God’s love is stronger than my enemies’ threats



This week I’ve been challenged concerning the intentions of a major religious group. Their creed tells them they are the only true religion and anyone that does not worship as they do deserves to die.

The challenge says --- as we stood up against the Japanese and the Germans, we also need to stand up against this religious group. Otherwise, we will experience more events like Pearl Harbor and the holocaust. The argument is strong because unlike those two groups, the beliefs of this group are shared by all its members, whether they seem peacefully minded or not. 

Something in the challenge bothers me, not so much the content but the attitude of a few of the people who believe we must shut down these people. The Bible talks about defending our faith, which Christians must do, but it also talks about doing good to our enemies, not hating them and spreading warnings about them that seem filled with disgust and hatred. 

Yet there is another problem with the idea of ‘loving our enemies’ and that is knowing the nature of the love that God is commanding. Many Christians seem to think that love means toleration, giving in, letting those we love do whatever they want to do, including sin against us.

The Bible is filled with verses that tell us to love God and love one another. It offers a description of what love is and is not in 1 Corinthians 13, yet I believe the best description is in God himself.
So we have come to know and to believe the love that God has for us. God is love, and whoever abides in love abides in God, and God abides in him. (1 John 4:16)
John knew something about the love of God that the average person does not know. God’s love is not wishy-washy or permissive. When humanity fell into sin, His love set about His plan to redeem us and set us free from the dominion of sin. His ultimate goal is to transform us back into image-bearers, the purpose for which we were created. 

When God tells me of His love for me, I know that love is sacrificial and concerned for my eternal well-fare. He is not going to pat me on the head and tell me that I’m fine the way I am. If He were a God like that, I could not worship Him.

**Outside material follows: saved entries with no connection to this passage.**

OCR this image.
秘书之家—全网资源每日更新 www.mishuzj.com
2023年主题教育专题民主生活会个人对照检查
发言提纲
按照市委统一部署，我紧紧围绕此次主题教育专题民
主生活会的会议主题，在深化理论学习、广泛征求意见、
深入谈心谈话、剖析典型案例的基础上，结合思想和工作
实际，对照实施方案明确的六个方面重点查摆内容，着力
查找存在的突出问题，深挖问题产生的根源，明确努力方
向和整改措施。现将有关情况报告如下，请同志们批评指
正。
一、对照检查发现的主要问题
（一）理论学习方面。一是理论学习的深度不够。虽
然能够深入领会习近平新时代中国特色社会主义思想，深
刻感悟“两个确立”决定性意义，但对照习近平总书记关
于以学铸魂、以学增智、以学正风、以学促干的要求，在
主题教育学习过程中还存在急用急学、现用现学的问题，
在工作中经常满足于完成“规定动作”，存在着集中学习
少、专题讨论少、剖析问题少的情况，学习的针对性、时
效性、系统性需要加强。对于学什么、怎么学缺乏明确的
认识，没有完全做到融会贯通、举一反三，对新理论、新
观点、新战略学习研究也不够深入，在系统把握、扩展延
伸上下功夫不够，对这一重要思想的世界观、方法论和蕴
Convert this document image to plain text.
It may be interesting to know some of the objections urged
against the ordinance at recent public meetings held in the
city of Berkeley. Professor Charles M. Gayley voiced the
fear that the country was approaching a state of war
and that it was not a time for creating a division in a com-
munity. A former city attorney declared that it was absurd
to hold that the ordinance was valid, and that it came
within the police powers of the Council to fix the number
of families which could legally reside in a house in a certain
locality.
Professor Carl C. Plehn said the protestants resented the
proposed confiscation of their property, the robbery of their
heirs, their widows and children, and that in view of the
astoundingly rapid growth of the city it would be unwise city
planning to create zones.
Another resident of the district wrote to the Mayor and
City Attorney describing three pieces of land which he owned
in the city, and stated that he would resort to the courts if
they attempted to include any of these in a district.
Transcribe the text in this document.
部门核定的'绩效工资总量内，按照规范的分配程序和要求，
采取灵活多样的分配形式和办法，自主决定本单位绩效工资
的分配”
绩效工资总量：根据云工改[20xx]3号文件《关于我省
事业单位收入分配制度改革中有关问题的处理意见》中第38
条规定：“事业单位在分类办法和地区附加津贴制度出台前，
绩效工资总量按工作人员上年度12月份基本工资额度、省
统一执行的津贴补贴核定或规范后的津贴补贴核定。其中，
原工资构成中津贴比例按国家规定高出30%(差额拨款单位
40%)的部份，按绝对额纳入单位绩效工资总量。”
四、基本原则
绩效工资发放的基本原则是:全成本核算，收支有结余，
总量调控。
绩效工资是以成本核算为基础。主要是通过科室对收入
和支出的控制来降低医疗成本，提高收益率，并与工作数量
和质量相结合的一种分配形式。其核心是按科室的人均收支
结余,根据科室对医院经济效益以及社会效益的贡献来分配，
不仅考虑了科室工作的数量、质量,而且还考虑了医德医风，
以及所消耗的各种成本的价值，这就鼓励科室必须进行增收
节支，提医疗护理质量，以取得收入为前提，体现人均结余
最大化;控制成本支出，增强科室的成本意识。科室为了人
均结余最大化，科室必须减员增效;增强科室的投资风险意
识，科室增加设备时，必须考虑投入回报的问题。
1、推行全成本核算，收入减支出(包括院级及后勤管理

Yet the other extreme is also true; God’s love does not attack me for my disobedience and for ignoring Him and going my own way. Instead, He came to earth, put on human flesh, and died for me. He bore the punishment I deserve so that I might know Him. Because of Jesus, I know the love of God. If that love does not show up in the way I live, then I really don’t know what God is like.
Anyone who does not love does not know God, because God is love. (1 John 4:8)
When God tells me to love my enemies, He is not thinking about the human version of love. While He will never ask me to die for the sins of my enemies (Jesus already did that), He could ask me to die as a result of their sin rather than deny Him or my faith in Him. (It has been said that the church flourishes on the blood of the martyrs.)

I don’t know if this religious group will overrun our part of the world, as some fear. The Bible says nothing about that, but it also does not mention the Japanese or Hitler. What it does say is that no matter what happens everyone eventually dies. And after that everyone faces the judgment of God. Those who believe in Jesus Christ, regardless of how we die, will spend eternity with Him. Those who do not, will not. 

As I think about the warnings, I sense that one group of people are thinking eternally, and because they are, they are more concerned about the souls who will perish than themselves. On the other hand, the other group who spread the same warning seem more concerned about their own comfort  and safety, even their own need to perpetuate a prideful “I’m right and they are wrong” attitude.

God says that, “Whoever keeps his commandments abides in God, and God in him. And by this we know that he abides in us, by the Spirit whom he has given us” (1 John 3:24). Abiding in God is not about fear and hatred, but about that Holy Spirit assurance that I am secure, no matter what others do, including the enemies of Christianity. It is having confidence that because of the sovereignty of God, my destiny is safe in his hands. He calls me to always be ready to defend my faith, but never to fear or overpower those who threaten it or do not share it.